One of my roles as a volunteer is to help collect donations of these items in their twice-yearly sanitary drives, and then distribute them to local charities. On one occasion, there was a callout on our local message board looking for a volunteer on the Gold Coast who might have a few bags to deliver to a woman and her two children who were staying in an Airbnb after escaping from a violent family situation. The accommodation was provided by a local agency and the severity of this woman’s case meant that she had to be moved every two to three days to a new location to keep her and her children safe, so I only had the day to make the drop off.

I was only told was that she was a mother with two very small children and that all they had managed to escape with was one small bag each. It was early December and as a fellow mother, my heart broke for them with Christmas just weeks away.

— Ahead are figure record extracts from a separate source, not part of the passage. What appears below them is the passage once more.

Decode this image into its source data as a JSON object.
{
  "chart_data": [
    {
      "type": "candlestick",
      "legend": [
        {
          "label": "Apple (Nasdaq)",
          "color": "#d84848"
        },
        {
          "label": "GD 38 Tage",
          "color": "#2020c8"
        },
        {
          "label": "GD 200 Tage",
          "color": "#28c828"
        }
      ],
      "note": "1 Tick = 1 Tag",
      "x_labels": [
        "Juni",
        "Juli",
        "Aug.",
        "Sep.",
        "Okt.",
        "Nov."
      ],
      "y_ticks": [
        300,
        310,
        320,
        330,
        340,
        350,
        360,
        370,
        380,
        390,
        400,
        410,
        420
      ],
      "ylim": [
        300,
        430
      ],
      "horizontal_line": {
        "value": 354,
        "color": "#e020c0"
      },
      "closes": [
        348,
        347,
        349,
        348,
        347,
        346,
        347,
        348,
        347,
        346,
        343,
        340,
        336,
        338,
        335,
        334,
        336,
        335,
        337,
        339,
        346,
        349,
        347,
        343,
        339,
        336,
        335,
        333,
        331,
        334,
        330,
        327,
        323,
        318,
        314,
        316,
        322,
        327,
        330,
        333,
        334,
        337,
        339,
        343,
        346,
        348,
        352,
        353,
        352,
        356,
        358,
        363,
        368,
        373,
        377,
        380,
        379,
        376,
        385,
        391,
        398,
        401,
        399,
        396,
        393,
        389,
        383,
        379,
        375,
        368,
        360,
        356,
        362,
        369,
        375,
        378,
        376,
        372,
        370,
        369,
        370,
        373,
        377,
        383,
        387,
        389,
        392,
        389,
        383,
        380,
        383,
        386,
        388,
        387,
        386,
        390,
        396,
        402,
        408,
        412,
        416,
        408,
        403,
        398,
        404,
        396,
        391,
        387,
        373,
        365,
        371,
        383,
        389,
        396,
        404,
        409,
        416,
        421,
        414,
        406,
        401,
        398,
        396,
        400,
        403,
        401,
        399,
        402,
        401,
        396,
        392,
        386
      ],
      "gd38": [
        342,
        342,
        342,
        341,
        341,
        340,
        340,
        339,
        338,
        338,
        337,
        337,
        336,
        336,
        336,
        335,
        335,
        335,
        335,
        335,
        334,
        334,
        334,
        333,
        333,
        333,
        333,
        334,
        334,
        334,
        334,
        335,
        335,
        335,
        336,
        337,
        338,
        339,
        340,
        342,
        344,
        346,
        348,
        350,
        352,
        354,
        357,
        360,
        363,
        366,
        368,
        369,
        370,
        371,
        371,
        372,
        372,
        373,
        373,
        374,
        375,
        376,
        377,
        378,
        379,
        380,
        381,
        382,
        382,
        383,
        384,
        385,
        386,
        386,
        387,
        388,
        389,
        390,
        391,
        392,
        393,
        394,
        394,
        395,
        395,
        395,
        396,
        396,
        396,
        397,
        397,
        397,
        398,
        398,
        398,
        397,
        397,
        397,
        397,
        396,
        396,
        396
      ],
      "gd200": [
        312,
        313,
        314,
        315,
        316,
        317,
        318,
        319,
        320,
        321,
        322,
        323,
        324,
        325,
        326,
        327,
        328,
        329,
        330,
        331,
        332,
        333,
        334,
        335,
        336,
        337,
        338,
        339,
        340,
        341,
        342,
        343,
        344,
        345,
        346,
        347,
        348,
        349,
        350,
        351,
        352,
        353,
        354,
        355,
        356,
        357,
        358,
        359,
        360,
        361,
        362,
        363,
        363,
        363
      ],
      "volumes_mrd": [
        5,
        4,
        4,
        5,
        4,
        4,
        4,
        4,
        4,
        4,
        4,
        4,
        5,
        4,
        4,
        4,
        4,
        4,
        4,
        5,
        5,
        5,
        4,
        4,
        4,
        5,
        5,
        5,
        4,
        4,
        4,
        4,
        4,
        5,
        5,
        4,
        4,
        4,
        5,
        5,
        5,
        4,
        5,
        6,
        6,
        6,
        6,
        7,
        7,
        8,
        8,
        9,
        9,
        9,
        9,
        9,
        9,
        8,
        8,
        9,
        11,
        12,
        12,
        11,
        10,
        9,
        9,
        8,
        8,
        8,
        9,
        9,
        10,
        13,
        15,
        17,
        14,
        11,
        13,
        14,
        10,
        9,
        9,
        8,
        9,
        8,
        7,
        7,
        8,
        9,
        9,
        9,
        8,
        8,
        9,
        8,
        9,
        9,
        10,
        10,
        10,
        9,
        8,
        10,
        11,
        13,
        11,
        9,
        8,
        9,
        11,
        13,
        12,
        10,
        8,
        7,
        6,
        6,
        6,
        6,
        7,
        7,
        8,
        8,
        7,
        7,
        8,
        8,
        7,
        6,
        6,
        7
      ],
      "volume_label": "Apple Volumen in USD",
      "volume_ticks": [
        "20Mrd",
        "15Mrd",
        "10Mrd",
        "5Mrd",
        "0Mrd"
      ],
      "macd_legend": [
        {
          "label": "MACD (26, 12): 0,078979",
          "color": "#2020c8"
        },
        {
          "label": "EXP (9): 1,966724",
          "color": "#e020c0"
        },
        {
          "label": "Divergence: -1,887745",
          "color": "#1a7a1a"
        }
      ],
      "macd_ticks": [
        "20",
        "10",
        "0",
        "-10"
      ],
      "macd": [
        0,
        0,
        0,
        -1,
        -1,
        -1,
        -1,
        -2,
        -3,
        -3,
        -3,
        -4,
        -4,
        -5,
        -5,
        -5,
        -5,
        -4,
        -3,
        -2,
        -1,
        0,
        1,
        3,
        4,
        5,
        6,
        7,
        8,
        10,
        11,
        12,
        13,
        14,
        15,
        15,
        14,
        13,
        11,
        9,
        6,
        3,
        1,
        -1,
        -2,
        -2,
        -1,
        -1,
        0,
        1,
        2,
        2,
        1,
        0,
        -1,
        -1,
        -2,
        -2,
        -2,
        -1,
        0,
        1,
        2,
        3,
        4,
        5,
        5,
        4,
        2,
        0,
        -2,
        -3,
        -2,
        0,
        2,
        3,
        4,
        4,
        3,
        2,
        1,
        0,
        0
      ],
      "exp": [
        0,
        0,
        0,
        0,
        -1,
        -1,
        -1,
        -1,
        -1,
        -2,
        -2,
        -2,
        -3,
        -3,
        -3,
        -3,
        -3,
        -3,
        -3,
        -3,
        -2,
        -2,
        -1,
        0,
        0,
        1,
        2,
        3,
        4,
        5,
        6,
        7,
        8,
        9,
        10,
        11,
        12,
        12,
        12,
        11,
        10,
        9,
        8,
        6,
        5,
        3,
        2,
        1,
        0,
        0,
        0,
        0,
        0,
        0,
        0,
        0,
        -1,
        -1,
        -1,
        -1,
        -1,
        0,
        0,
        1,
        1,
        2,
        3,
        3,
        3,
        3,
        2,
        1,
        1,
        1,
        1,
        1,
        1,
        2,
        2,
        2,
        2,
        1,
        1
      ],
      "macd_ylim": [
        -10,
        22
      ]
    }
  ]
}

Before I went to the house, I stopped off at Kmart to purchase a gift card with my own money to give to this woman, along with some of the bags that I had brought with me. I told her the gift card was to buy something for her two children for Christmas and that I hoped they were able to find a little peace that year. This woman, whom I will likely never see again, was so overwhelmed that a stranger actually cared about her, that she just held me.

Homelessness doesn’t discriminate against class or age. I have seen women in their 50s and 60s, once happily married and in well-to-do homes, one day end up alone and on the streets, isolated from their extended families because of years of emotional, physical and financial abuse.

The current situation for women and children who are homeless has worsened with the recent coronavirus pandemic announcement, partly due to the associated hoarding or online ‘price gouging’ of supermarket and pharmacy products. I am worried about how they will be able to stay healthy, as well as safe. We all want to see mums and their kids thriving, well and safe. If you would like to help, pads, tampons, menstrual cups and incontinence products can be donated throughout March via the pink bins at all Woolworths supermarkets and ChemPro pharmacies. Monetary donations can also be made through the Share the Dignity website.